Using Block Copolymers to Control Cell Behavior

使用嵌段共聚物控制细胞行为

• 批准号: 6868462
• 负责人: SCOTT R SCHRICKER
• 金额: $ 12.88万
• 依托单位: OHIO STATE UNIVERSITY
• 依托单位国家: 美国
• 财政年份: 2005
• 资助国家: 美国
• 起止时间: 2005-06-01 至 2010-05-31
• 项目状态: 已结题
• 来源: https://reporter.nih.gov/project-details/6868462
• 关键词: 3T3 cells; bioengineering /biomedical engineering; biomaterial compatibility; biomaterial development /preparation; cell adhesion; cell cell interaction; cell differentiation; cell growth regulation; cell line; cell morphology; cell proliferation; conformation; copolymer; fibronectins; osteoblasts; tissue engineering; tissue support frame

DESCRIPTION (provided by applicant): The goal of this proposal is to train the principle investigator to become an independent scientist in the field of tissue engineering. The first two years of the proposal will involve didactic training in the area of cell biology and the biological sciences. The next three years will involve executing a mentor guided research project. This project involves studying controlling the cellular response of a pre-osteoblast cell line using block copolymers. Using living or controlled free radical polymerization well-defined block copolymers from the acrylate and methacrylate families of monomer can be readily synthesized. These monomers are known to yield polymers that are biocompatible and used widely in biomaterials. The resulting morphologies from the phase segregated block copolymers can be controlled by the block size and spatial arrangement. It is expected that these morphologies can control the behavior of the cell lines. In most polymer systems, either the morphology or the surface chemistry is varied to control cell response. In the proposed system, both the morphology and surface chemistry will be varied in a controlled fashion and the effect of each on a given cellular response can be determined. This will lead to a better understanding of cell-material interaction and to the design of improved tissue engineering scaffolds. Fibronectin assays will be employed to measure the adhesion and conformation on the polymer surface. Proteins adsorbed to a polymer surface play a large role in regulating the behavior and phenotype of the cell. The adhesion and conformation data is expected to correlate to the cell responses of a MC3T3-E1cell line. Several cell responses will be measured as part of this proposal, cell proliferation and activity, cell morphology and adhesion and cell differentiation. Understanding the interaction of a systematically modulated polymer surface with a cell line will lead to the development of improved scaffold materials.

描述(由申请人提供)：本提案的目标是培养首席研究员成为组织工程领域的独立科学家。该提案的头两年将涉及细胞生物学和生物科学领域的教学培训。接下来的三年将包括执行一个由导师指导的研究项目。该项目包括研究使用嵌段共聚物控制成骨前细胞系的细胞反应。

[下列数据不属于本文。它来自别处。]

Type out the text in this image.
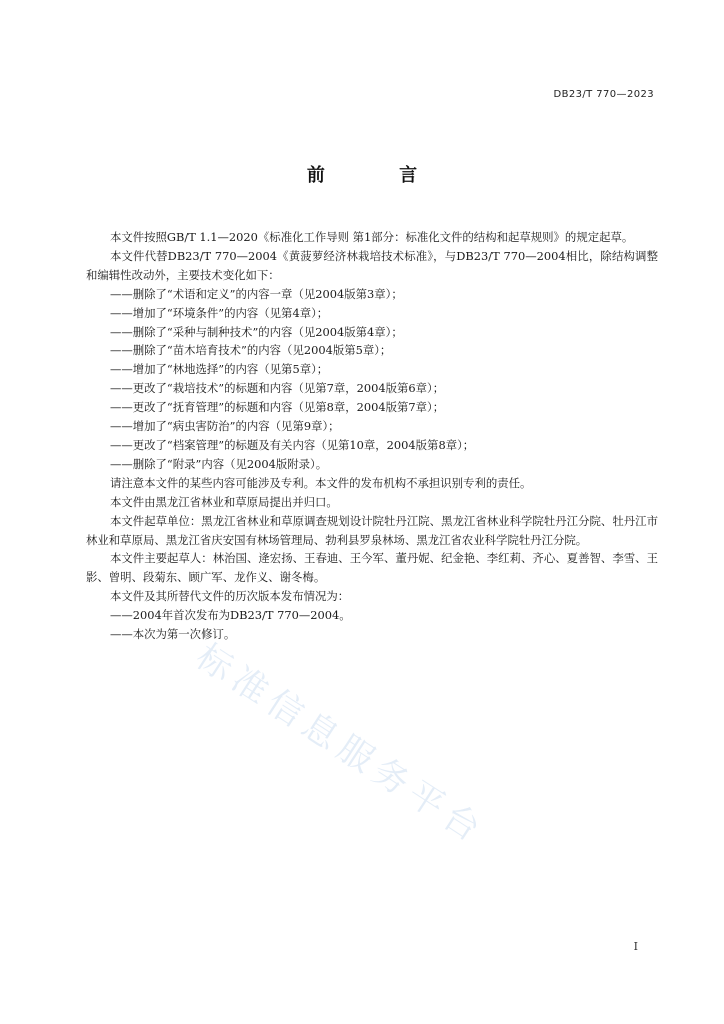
DB23/T 770—2023
前 言

本文件按照GB/T 1.1—2020《标准化工作导则 第1部分：标准化文件的结构和起草规则》的规定起草。

本文件代替DB23/T 770—2004《黄菠萝经济林栽培技术标准》，与DB23/T 770—2004相比，除结构调整和编辑性改动外，主要技术变化如下：

——删除了“术语和定义”的内容一章（见2004版第3章）；

——增加了“环境条件”的内容（见第4章）；

——删除了“采种与制种技术”的内容（见2004版第4章）；

——删除了“苗木培育技术”的内容（见2004版第5章）；

——增加了“林地选择”的内容（见第5章）；

——更改了“栽培技术”的标题和内容（见第7章，2004版第6章）；

——更改了“抚育管理”的标题和内容（见第8章，2004版第7章）；

——增加了“病虫害防治”的内容（见第9章）；

——更改了“档案管理”的标题及有关内容（见第10章，2004版第8章）；

——删除了“附录”内容（见2004版附录）。

请注意本文件的某些内容可能涉及专利。本文件的发布机构不承担识别专利的责任。

本文件由黑龙江省林业和草原局提出并归口。

本文件起草单位：黑龙江省林业和草原调查规划设计院牡丹江院、黑龙江省林业科学院牡丹江分院、牡丹江市林业和草原局、黑龙江省庆安国有林场管理局、勃利县罗泉林场、黑龙江省农业科学院牡丹江分院。

本文件主要起草人：林治国、逄宏扬、王春迪、王今军、董丹妮、纪金艳、李红莉、齐心、夏善智、李雪、王影、曾明、段菊东、顾广军、龙作义、谢冬梅。

本文件及其所替代文件的历次版本发布情况为：

——2004年首次发布为DB23/T 770—2004。

——本次为第一次修订。

标准信息服务平台
I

使用活性自由基聚合或可控自由基聚合，可以很容易地从丙烯酸酯和甲基丙烯酸酯系列单体中合成定义良好的嵌段共聚物。众所周知，这些单体可以产生生物相容的聚合物，并在生物材料中得到广泛应用。由相分离的嵌段共聚物得到的形态可以通过嵌段的大小和空间排列来控制。预计这些形态可以控制细胞系的行为。在大多数聚合物体系中，控制细胞反应的要么是形态，要么是表面化学。在所提出的系统中，形态和表面化学都将以受控的方式改变，并且可以确定它们对给定细胞响应的影响。这将导致对细胞-材料相互作用的更好理解，以及改进的组织工程支架的设计。纤维连接蛋白分析将被用来测量聚合物表面的粘附性和构象。吸附在聚合物表面的蛋白质在调节细胞的行为和表型方面起着很大的作用。黏附和构象数据有望与MC3T3-E1细胞系的细胞反应相关联。作为该提案的一部分，将测量几种细胞反应，包括细胞增殖和活性、细胞形态和黏附以及细胞分化。了解系统调制的聚合物表面与细胞系的相互作用将导致改进支架材料的发展。